My friend Kelly from the blog, Nosh and Nourish, recently released her new cookbook, Superfood Weeknight Meals. When it arrived on my doorstep right before the holidays, it couldn’t have come at a better time. The cookbook focuses on fast and healthy weeknight cooking and features ten superfoods—avocado, cauliflower, quinoa, spinach, sweet potatoes, eggs, almonds, citrus fruit, olive oil, and lentils—my kind of meals.
Kelly’s roasted vegetable and quinoa bowl with coconut-almond sauce caught my eye right away. As Kelly suggests in the book, you can use the veggies called for in the recipe or use what you have on hand.
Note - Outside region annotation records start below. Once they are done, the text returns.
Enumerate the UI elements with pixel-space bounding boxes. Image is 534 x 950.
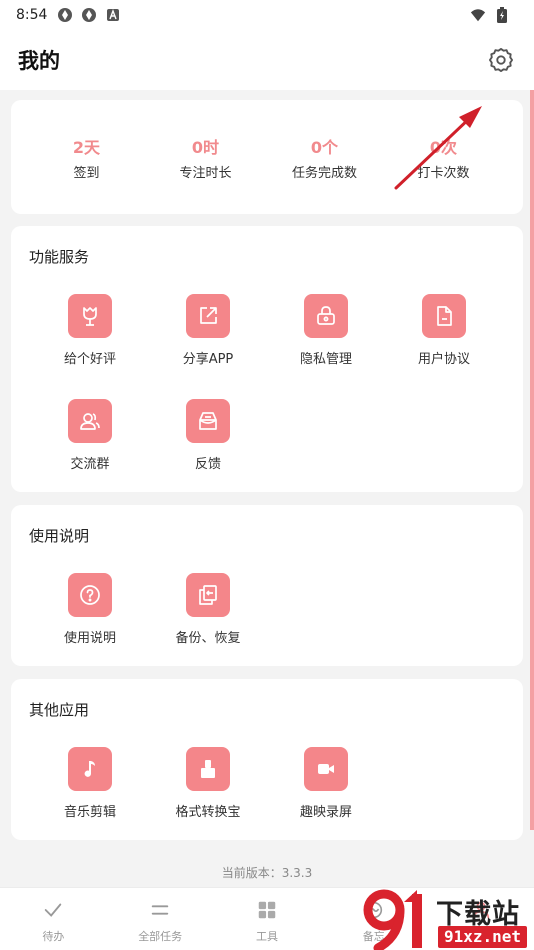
- share-icon: [186, 294, 230, 338]
- feedback-button[interactable]: 反馈: [149, 399, 267, 504]
- page-title: 我的: [18, 49, 60, 73]
- music-editor-app-button[interactable]: 音乐剪辑: [31, 747, 149, 852]
- stat-punch-count[interactable]: 0次 打卡次数: [384, 134, 503, 181]
- user-agreement-button[interactable]: 用户协议: [385, 294, 503, 399]
- font-notification-icon: [105, 7, 121, 23]
- stat-focus-time[interactable]: 0时 专注时长: [146, 134, 265, 181]
- item-label: 音乐剪辑: [63, 805, 116, 820]
- share-app-button[interactable]: 分享APP: [149, 294, 267, 399]
- section-title: 其他应用: [29, 701, 90, 719]
- item-label: 趣映录屏: [299, 805, 352, 820]
- app-bar: 我的: [0, 30, 534, 90]
- document-icon: [422, 294, 466, 338]
- section-title: 功能服务: [29, 248, 90, 266]
- item-label: 交流群: [70, 457, 110, 472]
- watermark-logo-icon: [363, 889, 422, 950]
- section-title: 使用说明: [29, 527, 90, 545]
- item-label: 反馈: [194, 457, 221, 472]
- section-other-apps: 其他应用 音乐剪辑 格式转换宝 趣映录屏: [11, 679, 523, 840]
- item-label: 使用说明: [63, 631, 116, 646]
- stat-value: 0个: [310, 137, 339, 157]
- tab-tools[interactable]: 工具: [214, 888, 321, 950]
- item-label: 备份、恢复: [175, 631, 241, 646]
- stat-label: 打卡次数: [417, 165, 470, 181]
- group-icon: [68, 399, 112, 443]
- check-icon: [41, 898, 65, 922]
- battery-icon: [494, 7, 510, 23]
- community-group-button[interactable]: 交流群: [31, 399, 149, 504]
- item-label: 格式转换宝: [175, 805, 241, 820]
- music-icon: [68, 747, 112, 791]
- backup-icon: [186, 573, 230, 617]
- convert-icon: [186, 747, 230, 791]
- help-icon: [68, 573, 112, 617]
- app-notification-icon: [81, 7, 97, 23]
- list-icon: [148, 898, 172, 922]
- stat-value: 0时: [191, 137, 220, 157]
- format-converter-app-button[interactable]: 格式转换宝: [149, 747, 267, 852]
- stat-checkin[interactable]: 2天 签到: [27, 134, 146, 181]
- watermark-url: 91xz.net: [438, 926, 528, 948]
- tab-todo[interactable]: 待办: [0, 888, 107, 950]
- item-label: 用户协议: [417, 352, 470, 367]
- status-bar: 8:54: [0, 0, 534, 30]
- scrollbar[interactable]: [530, 90, 534, 830]
- stat-tasks-done[interactable]: 0个 任务完成数: [265, 134, 384, 181]
- watermark: 下载站 91xz.net: [360, 888, 534, 950]
- item-label: 分享APP: [182, 352, 234, 367]
- section-services: 功能服务 给个好评 分享APP 隐私管理 用户协议 交流群 反馈: [11, 226, 523, 492]
- usage-guide-button[interactable]: 使用说明: [31, 573, 149, 678]
- wifi-icon: [470, 7, 486, 23]
- stat-label: 签到: [73, 165, 100, 181]
- stats-card: 2天 签到 0时 专注时长 0个 任务完成数 0次 打卡次数: [11, 100, 523, 214]
- item-label: 给个好评: [63, 352, 116, 367]
- app-notification-icon: [57, 7, 73, 23]
- item-label: 隐私管理: [299, 352, 352, 367]
- stat-label: 专注时长: [179, 165, 232, 181]
- rate-app-button[interactable]: 给个好评: [31, 294, 149, 399]
- grid-icon: [255, 898, 279, 922]
- tab-label: 待办: [42, 930, 65, 943]
- status-time: 8:54: [16, 7, 48, 23]
- backup-restore-button[interactable]: 备份、恢复: [149, 573, 267, 678]
- screen-recorder-app-button[interactable]: 趣映录屏: [267, 747, 385, 852]
- tab-label: 全部任务: [138, 930, 183, 943]
- stat-label: 任务完成数: [291, 165, 357, 181]
- settings-gear-icon[interactable]: [486, 45, 516, 75]
- privacy-settings-button[interactable]: 隐私管理: [267, 294, 385, 399]
- lock-icon: [304, 294, 348, 338]
- video-icon: [304, 747, 348, 791]
- app-version: 当前版本：3.3.3: [221, 866, 313, 880]
- tulip-icon: [68, 294, 112, 338]
- section-instructions: 使用说明 使用说明 备份、恢复: [11, 505, 523, 666]
- inbox-icon: [186, 399, 230, 443]
- tab-all-tasks[interactable]: 全部任务: [107, 888, 214, 950]
- stat-value: 0次: [429, 137, 458, 157]
- stat-value: 2天: [72, 137, 101, 157]
- tab-label: 工具: [255, 930, 278, 943]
I went with my go-to winter favorites—cauliflower, Brussels sprouts, beets, and sweet potatoes—and they go perfectly with the protein-packed coconut-almond sauce.
The coconut-almond sauce calls for soy sauce, so if you need to ensure it is gluten-free, sub in coconut aminos or gluten-free soy sauce. I’ve used both and they work perfectly.
- For Veggie Bowl:
- 1 head of cauliflower, broken into florets
- 1 large sweet potato, peeled and cut into bite-sized pieces
- 1 beet, peeled and cut into bite-sized pieces
- 2 cups brussels sprouts, halved
- 2 cups (370 g) cooked quinoa, divided
- For Sauce:
- 1 cup (240 g) canned chickpeas
- ⅓ cup (80 ml) coconut milk
- ½ cup (130 g) almond butter
- 2 tablespoons (40 g) maple syrup
- 1 tablespoon (15 ml) gluten-free soy sauce or coconut aminos
- 1 tablespoon (15 ml) fresh key lime or regular lime juice
- 1 teaspoon minced garlic
- To Make the Vegetable Bowls: Preheat oven to 425 degrees Fahrenheit. Line a baking sheet with parchment paper or spray with nonstick cooking spray.
- Arrange cauliflower, sweet potato, beet, and brussels sprouts on the prepared sheet. Bake for 30 minutes or until everything is softened and lightly browned.
- Make the Coconut-Almond Sauce: In a large glass measuring cup, combine the chickpeas and coconut milk. Using an immersion blender, or in a food processor, puree them.
- Add in the almond butter, maple syrup, gluten-free soy sauce, lime juice, and garlic and process until blended and smooth. Set aside.
- To Assemble Bowls: Place ½ cup of quinoa into each of four bowls. Top each with a portion of roasted vegetables and a drizzle or dollop of Coconut-Almond Sauce.